All experimental procedures were performed in accordance with the National Institutes of Health Guide for the Care and use of laboratory animals, conformed to the regulations for animal experimentation, and reviewed by the Institutional Laboratory Animal Care and Use Committee of the University of Rochester Medical Center. Male athymic BALB/c nude mice (6–8 weeks old) were obtained from the Animal Production Area of the National Cancer Institute-Fredrick Cancer Research and Development Center in Frederick, MD, USA. 786-O cells transfected with Scr-luc, oeAR-luc, shTANAR-luc, or oeAR+shTANAR, were injected at 1 × 106 cells/mouse, into the left renal capsule of 8-week-old male athymic nude mice (n = 5 mice/group).
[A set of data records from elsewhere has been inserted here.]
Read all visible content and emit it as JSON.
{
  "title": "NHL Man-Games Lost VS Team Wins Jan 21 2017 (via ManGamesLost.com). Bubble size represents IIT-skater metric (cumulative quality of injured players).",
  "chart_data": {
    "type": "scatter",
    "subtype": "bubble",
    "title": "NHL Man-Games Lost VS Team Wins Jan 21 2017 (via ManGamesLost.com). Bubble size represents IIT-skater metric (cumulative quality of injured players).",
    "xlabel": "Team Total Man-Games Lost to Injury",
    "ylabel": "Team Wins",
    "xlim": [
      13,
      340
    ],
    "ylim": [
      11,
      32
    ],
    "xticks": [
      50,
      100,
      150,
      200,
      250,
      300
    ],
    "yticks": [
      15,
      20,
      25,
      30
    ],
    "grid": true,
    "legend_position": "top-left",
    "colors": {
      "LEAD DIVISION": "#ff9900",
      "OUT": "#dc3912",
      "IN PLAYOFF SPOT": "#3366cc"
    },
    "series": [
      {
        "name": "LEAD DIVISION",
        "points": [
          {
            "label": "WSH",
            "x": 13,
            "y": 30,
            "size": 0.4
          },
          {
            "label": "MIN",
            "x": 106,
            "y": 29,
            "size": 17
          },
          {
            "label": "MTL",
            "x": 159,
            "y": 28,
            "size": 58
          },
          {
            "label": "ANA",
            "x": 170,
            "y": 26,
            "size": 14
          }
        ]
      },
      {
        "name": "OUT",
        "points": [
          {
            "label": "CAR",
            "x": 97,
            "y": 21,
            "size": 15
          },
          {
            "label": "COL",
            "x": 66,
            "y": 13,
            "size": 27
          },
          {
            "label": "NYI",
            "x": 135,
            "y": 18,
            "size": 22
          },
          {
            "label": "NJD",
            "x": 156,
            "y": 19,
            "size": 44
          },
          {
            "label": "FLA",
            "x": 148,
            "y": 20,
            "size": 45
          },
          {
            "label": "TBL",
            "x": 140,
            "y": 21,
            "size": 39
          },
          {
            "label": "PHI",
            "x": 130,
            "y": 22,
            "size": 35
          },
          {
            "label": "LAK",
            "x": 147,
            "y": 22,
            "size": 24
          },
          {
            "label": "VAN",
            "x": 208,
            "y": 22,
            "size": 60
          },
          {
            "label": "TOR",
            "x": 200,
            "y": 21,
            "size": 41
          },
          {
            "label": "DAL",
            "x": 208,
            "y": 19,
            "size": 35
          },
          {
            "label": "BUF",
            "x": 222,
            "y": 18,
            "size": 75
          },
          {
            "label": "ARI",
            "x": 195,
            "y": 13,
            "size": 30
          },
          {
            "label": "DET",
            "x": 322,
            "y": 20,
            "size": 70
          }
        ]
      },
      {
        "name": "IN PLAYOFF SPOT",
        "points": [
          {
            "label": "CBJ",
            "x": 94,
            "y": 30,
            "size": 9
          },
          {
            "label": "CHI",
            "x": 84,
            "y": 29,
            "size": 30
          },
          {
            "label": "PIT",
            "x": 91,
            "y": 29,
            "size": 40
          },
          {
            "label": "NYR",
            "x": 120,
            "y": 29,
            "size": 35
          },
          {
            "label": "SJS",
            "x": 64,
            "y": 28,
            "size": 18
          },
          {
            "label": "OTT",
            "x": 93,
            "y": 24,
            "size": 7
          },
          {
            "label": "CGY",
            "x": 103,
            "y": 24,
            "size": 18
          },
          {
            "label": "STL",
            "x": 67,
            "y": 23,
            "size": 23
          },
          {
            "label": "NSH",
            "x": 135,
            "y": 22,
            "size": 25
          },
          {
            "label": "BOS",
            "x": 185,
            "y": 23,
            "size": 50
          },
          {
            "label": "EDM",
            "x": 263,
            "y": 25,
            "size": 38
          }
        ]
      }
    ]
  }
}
After 6 weeks, mice were sacrificed, and tumors were excised and measured.

Statistics

Experiments were repeated independently at least three times with data points completed in triplicate. Results are shown as mean ± S.D. Statistical significance was determined using the Student’s t-test and two-way ANOVA test by SPSS 22 (IBM Corp., Armonk, NY) or GraphPad Prism 6 (GraphPad Software, Inc., La Jolla, CA). P values less than 0.05 were considered statistically significant (*P < 0.05, **P < 0.01, and ***P < 0.001).